Un État totalitaire est aussi puissant que le sont ses informateurs. Et les USA en ont beaucoup. Ils lisent nos e-mails. Ils écoutent, téléchargent et archivent nos appels téléphoniques. Ils nous prennent en photo au coin des rues, sur les quais de métro, dans les magasins, sur les autoroutes et dans les bâtiments publics et privés. Ils nous traquent à travers nos appareils électroniques. Ils infiltrent nos organisations. Ils incitent et encouragent des « actes terroristese » de musulmans, d'environnementalistes radicaux, d'activistes et d'anarchistes des Black Blocs, piégeant ces malheureux dissidents et les envoyant en prison pour des années. Ils ont accumulé des profils détaillés de nos habitudes, de nos goûts, de nos inclinations particulières, de nos données financières et médicales, de nos orientations sexuelles, de nos historiques d'emploi, de nos habitudes de consommation et de nos casiers judiciaires. Ils archivent cette information dans des ordinateurs gouvernementaux. Et cela reste stocké, comme une bombe à retardement, pour le moment où l'État décidera de nous criminaliser.

Les États totalitaires enregistrent jusqu'à nos activités les plus banales pour pouvoir, lorsqu'ils décident de nous incarcérer, attribuer à ces activités des intentions subversives ou criminelles. Et les citoyens qui savent, grâce au courage d'Edward Snowden, qu'ils sont surveillés, mais pensent naïvement qu'ils « n'ont rien fait de mal » ne comprennent pas cette sombre et terrifiante logique.

La tyrannie est toujours associée à des réseaux clandestins d'informateurs. Ces informateurs maintiennent le populo dans un état de peur. Ils diffusent une anxiété constante et renforcent l'isolation à travers la méfiance.

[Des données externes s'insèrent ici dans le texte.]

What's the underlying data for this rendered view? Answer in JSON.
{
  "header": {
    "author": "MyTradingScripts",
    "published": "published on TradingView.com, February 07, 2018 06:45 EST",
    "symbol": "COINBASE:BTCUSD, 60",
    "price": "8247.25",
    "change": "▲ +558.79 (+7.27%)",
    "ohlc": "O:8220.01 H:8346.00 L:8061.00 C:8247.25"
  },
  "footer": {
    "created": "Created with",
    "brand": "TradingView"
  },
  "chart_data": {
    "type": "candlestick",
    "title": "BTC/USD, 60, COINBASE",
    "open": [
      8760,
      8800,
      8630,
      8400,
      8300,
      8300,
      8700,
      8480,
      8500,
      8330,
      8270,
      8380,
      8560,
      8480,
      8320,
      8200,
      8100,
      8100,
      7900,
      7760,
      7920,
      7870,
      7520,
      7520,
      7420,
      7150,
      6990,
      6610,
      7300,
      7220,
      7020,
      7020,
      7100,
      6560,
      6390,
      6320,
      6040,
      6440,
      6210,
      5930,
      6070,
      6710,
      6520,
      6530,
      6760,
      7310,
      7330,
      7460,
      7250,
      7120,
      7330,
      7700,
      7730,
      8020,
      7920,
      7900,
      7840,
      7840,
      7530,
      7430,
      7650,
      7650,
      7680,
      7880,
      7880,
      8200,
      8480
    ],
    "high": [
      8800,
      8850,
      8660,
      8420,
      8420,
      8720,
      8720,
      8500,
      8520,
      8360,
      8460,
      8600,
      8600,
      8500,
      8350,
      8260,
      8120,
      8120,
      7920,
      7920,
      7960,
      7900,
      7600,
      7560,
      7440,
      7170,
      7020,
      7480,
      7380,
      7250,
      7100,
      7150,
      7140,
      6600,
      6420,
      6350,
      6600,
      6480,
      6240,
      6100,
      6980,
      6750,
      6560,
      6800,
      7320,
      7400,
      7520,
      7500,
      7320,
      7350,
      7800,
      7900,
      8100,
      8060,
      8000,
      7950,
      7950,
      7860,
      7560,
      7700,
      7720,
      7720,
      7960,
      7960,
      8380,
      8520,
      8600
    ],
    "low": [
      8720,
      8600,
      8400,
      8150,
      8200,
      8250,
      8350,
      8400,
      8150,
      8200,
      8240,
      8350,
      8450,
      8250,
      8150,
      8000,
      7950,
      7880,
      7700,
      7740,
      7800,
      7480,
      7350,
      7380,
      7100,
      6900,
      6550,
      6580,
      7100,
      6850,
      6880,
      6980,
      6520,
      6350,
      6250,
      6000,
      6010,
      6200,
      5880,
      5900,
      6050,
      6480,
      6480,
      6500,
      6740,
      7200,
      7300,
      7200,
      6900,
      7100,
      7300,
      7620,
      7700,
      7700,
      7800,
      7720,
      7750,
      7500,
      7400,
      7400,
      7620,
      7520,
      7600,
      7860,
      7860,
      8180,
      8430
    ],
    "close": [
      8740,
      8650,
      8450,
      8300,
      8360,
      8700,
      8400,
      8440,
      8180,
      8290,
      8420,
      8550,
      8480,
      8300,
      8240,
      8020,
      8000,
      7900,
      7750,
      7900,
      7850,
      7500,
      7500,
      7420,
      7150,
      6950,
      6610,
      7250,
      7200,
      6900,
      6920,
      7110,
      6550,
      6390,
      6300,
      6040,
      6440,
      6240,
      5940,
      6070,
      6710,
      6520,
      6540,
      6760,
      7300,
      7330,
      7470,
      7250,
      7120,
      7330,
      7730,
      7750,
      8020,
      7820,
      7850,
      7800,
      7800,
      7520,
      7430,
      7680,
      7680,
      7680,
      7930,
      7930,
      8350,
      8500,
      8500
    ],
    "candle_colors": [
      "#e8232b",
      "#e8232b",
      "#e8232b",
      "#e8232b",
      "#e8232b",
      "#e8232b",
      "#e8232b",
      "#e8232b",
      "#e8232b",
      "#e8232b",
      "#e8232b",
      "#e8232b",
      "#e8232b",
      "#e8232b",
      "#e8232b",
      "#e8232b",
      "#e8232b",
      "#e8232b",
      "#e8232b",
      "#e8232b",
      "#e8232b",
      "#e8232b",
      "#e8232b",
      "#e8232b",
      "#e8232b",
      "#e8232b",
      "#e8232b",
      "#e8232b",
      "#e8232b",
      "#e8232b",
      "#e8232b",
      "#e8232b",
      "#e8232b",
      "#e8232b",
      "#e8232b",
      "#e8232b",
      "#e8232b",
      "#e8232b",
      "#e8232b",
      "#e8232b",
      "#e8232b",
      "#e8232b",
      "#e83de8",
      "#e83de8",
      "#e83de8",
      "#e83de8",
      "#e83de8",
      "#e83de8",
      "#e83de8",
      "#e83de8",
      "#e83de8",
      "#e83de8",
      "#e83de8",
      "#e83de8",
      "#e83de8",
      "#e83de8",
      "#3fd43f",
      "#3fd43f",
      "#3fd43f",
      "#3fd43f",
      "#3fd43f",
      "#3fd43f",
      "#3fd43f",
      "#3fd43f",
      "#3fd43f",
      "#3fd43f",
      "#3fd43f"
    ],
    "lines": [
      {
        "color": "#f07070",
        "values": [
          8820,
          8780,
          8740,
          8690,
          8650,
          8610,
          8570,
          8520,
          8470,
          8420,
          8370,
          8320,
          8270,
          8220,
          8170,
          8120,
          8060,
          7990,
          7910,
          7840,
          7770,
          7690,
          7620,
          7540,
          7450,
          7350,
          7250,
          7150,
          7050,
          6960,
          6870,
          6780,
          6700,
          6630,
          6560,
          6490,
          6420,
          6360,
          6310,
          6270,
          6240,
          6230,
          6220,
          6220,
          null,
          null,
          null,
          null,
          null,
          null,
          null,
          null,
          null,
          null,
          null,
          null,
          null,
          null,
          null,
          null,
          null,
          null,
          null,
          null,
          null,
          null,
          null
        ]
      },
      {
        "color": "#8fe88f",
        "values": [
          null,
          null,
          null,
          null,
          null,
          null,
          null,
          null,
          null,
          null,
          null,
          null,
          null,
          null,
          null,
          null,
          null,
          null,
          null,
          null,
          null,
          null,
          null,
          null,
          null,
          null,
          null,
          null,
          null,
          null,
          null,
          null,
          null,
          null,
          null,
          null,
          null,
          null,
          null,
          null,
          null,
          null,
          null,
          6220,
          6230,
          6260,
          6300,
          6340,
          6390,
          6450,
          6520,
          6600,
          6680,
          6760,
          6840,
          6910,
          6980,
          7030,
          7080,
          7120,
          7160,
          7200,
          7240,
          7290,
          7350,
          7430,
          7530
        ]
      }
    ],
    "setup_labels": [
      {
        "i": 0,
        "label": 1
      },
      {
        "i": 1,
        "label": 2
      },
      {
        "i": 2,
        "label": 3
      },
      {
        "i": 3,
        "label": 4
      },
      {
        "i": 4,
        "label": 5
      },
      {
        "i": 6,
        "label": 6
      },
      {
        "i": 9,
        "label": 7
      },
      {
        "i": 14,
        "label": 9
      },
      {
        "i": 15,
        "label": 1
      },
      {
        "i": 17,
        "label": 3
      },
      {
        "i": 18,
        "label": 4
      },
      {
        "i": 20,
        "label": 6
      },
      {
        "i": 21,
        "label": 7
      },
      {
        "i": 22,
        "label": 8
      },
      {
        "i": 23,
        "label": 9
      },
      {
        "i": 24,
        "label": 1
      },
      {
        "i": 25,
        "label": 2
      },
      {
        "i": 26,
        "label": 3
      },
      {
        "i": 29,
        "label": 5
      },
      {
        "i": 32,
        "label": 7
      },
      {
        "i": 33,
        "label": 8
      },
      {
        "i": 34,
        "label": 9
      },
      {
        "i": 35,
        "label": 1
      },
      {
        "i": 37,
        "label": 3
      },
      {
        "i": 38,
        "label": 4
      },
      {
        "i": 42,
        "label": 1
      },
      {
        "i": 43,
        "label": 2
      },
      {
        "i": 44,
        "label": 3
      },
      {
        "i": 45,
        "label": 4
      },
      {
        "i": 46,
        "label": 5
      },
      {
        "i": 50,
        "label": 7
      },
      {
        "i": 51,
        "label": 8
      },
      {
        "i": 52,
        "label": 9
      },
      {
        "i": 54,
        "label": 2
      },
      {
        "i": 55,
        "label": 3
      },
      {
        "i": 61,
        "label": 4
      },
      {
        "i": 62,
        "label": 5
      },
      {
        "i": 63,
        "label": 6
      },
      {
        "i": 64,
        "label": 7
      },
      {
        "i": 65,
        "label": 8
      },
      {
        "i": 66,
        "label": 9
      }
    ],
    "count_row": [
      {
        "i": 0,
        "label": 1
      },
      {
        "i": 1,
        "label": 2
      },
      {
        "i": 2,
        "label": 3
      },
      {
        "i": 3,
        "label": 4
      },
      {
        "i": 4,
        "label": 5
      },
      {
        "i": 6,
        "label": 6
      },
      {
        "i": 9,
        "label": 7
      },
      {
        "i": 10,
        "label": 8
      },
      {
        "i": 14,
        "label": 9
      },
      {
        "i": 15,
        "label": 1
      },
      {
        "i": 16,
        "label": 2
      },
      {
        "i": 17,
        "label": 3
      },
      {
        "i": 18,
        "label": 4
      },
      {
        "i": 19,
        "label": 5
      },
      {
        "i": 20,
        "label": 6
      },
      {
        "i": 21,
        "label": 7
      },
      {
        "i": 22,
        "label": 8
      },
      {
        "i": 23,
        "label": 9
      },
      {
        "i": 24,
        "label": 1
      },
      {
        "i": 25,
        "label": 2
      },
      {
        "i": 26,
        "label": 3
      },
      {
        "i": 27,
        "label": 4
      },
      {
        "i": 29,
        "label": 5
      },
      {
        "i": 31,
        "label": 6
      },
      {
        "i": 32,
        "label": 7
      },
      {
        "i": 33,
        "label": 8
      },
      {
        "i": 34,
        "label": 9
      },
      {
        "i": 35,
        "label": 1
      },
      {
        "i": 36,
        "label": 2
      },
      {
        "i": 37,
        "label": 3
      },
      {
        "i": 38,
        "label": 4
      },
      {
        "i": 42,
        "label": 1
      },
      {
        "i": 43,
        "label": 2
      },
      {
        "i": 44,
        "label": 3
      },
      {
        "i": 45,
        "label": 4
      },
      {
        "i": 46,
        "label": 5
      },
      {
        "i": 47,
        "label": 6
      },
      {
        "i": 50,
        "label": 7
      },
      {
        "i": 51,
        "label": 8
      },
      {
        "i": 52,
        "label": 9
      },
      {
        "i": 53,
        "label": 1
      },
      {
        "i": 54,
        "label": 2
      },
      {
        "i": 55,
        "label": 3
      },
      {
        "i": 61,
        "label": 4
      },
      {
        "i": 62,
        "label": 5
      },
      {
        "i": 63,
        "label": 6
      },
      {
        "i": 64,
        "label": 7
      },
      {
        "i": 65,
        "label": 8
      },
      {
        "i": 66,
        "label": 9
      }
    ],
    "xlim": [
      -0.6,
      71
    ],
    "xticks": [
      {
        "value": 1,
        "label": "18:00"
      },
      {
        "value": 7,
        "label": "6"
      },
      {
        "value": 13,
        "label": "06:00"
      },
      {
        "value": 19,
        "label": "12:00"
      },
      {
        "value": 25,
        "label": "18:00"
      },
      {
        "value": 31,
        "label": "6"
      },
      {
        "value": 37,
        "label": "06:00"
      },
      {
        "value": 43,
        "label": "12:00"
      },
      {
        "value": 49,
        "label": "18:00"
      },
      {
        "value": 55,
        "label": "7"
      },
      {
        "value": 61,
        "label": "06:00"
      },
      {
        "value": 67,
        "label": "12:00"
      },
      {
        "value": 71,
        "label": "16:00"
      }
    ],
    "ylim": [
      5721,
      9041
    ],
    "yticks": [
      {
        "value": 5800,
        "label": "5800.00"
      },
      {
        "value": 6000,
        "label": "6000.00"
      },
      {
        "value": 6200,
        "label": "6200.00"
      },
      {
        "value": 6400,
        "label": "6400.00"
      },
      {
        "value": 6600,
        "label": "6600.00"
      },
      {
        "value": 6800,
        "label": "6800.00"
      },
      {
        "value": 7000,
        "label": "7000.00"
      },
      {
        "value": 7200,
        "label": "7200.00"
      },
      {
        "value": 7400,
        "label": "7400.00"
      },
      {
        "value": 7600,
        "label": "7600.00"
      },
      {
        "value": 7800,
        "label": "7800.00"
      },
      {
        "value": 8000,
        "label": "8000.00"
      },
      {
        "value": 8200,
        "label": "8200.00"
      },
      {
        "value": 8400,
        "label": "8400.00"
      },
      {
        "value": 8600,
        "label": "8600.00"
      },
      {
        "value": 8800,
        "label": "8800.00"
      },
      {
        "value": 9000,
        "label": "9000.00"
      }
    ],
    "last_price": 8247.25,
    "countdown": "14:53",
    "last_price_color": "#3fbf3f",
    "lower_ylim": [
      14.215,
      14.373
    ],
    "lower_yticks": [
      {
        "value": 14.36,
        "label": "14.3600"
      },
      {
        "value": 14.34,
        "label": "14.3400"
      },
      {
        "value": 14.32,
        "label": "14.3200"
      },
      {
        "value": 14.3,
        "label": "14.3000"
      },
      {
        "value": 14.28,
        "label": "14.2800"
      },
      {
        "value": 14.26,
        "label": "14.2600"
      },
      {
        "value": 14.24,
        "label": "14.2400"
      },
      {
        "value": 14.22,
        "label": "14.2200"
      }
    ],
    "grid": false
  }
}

L'État utilise la surveillance généralisée et l'espionnage pour briser la confiance et nous priver de la liberté de penser et de parler librement.

Un appareil d'État de sécurité et de surveillance, parallèlement, conditionne tous les citoyens à devenir des informateurs. Dans les aéroports et les gares de trains, de métro et de bus, la campagne de recrutement est implacable. On nous gave de vidéos gouvernementales scabreuses et d'autres messages nous enjoignant à être vigilants et à rapporter tout détail suspect. Les vidéos, diffusées en boucle infinie par des écrans de télévision installés partout, contiennent toujours des éléments incontournables : une musique inquiétante, des types de criminels aux mines patibulaires, le citoyen vigilant prévenant les autorités, et dans certains cas le malfaiteur appréhendé et menotté se faisant embarquer. Ce message d'hypervigilance et d'aide à l'État pour démasquer de dangereux ennemis intérieurs est simultanément diffusé par les agences gouvernementales, les médias de masse, la presse et l'industrie du divertissement. « Si vous voyez quelque chose dites quelque chose », dit le chœur.

Dans toutes les gares d'Amtrak [entreprise ferroviaire US, NdE], on dit aux passagers en attente de prévenir les autorités — qui bien souvent marchent parmi nous, avec des chiens — si quelqu'un « semble être dans une zone non autorisée », « traîne, fixant ou regardant les employés et les clients », « exprimant un niveau d'intérêt inhabituel pour les opérations, l'équipement et le personnel », « habillé de manière inappropriée pour le temps, comme un gros manteau en été », « agissant extrêmement nerveusement ou anxieusement », « restreignant la liberté de mouvement d'un individu », ou « en train d'être briefé sur quoi dire aux agents de sécurité ou d'immigration ».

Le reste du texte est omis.